Turns out the applications that you use to keep your passwords safe aren’t so safe after all. A new study has uncovered security flaws in five of the most popular password managers in the market.
The research shines a light on new ways to enhance the safety of the password managers, stating that security is not about being unhackable – it is about not being the ‘lowest hanging fruit’.
Essentially, password managers act as online safe-deposit boxes for your passwords. Using a program to keep track of your passwords not only makes logging in easier, but also prevents users from making the most common mistake – re-using passwords. Re-using passwords poses a direct threat since hackers are well aware of the fact that this is a common practice. So, they take a password from a hacked site and use it on other sites to access confidential data and information.
So exactly how can you ensure your password managers are actually safe?
One important task is to conduct audits like the new one by ISE. The study found that the Windows 10 apps for 1Password, Dashlane, KeePass, LastPass, and RoboForm left some passwords exposed in the computer’s memory when the apps were in “locked” mode. To a hacker with access to the PC, passwords that should have been hidden were no more secure than a text file on your computer desktop. 1Password, LastPass and Roboform even exposed master passwords, which are used to unlock all the other passwords.

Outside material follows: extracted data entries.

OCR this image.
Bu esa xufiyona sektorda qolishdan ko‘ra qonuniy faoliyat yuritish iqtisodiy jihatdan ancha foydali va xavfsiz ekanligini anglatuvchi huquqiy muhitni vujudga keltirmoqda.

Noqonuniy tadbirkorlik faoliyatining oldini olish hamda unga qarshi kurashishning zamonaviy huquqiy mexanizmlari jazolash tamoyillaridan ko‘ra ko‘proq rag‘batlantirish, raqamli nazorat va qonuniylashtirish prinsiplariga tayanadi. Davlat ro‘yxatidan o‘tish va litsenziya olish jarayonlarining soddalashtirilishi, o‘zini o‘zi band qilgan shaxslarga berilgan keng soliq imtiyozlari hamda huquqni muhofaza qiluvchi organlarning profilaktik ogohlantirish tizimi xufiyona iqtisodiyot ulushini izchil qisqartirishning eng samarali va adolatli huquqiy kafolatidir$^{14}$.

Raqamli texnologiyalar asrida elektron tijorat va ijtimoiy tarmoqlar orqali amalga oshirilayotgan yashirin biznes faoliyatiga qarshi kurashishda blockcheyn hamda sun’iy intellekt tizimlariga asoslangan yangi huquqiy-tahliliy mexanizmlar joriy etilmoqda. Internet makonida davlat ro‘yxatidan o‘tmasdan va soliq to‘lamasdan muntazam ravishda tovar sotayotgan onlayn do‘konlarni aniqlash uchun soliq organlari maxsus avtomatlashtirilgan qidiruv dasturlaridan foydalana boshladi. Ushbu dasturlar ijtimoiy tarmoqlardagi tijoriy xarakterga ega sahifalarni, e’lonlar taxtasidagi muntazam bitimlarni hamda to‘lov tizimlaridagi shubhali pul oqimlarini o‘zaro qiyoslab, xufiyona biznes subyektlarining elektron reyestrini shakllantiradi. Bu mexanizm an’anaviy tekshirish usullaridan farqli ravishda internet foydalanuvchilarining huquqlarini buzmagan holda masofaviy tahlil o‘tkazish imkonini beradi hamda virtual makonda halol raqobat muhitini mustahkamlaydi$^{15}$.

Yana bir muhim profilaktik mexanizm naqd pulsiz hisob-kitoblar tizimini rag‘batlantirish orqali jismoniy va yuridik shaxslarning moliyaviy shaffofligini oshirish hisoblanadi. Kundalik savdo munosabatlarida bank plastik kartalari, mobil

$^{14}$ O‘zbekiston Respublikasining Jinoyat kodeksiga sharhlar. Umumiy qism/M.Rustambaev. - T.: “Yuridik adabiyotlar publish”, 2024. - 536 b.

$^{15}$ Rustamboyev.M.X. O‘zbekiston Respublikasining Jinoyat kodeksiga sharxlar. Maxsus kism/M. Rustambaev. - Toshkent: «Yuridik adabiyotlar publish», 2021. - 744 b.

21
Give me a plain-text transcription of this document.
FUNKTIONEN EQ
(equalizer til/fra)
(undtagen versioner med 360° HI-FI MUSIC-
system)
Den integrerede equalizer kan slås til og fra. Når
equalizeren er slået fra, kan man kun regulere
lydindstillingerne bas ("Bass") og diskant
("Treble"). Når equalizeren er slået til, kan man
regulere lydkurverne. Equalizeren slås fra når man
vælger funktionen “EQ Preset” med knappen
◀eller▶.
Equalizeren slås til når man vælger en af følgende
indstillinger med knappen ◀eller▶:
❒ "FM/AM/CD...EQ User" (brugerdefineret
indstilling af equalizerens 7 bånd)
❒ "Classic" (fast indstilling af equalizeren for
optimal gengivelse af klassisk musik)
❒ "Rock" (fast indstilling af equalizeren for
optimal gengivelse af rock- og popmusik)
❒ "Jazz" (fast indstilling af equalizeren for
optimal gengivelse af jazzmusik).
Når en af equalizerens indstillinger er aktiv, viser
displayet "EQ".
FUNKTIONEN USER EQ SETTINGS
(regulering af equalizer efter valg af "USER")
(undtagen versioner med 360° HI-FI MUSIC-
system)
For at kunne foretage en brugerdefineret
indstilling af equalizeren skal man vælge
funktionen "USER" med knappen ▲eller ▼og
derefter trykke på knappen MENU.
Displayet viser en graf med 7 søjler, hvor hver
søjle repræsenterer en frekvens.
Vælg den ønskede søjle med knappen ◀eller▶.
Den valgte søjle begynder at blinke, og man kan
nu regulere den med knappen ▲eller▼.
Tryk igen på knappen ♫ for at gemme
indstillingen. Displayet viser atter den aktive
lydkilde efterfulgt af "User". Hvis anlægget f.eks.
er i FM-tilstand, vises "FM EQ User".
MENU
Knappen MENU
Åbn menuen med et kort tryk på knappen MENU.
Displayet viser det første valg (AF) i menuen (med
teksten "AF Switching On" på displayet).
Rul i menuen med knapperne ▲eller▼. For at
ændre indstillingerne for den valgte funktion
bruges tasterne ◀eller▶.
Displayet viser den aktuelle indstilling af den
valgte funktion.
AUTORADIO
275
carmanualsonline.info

While the research was conducted only on Windows Apps, researchers said Apple Macs and iOS devices could be affected by this flaw too.
“The ‘lock’ button on password managers is broken — some more severely than others,” said lead researcher Adrian Bednarek.
“Password companies have some of the highest standards of security, and folks should be able to sleep pretty well at night knowing that these companies are taking concerns seriously. Vulnerabilities aren’t mysterious — they’re a product of the fact that people aren’t perfect — and finding them is a good thing,” said Casey Ellis, the Founder of Bugcrowd, a site for researchers to report vulnerabilities.
So should you completely stop using password managers? Absolutely not.
Yes, there is a bug in the managers. But that does not mean this cannot be fixed. In the cybersecurity world, there is no such thing as “safe”, “unsafe” or “completely safe”. To be completely safe would require disconnect from the internet altogether. Therefore, you must always try to find a solution that is “better than” or safer than” others.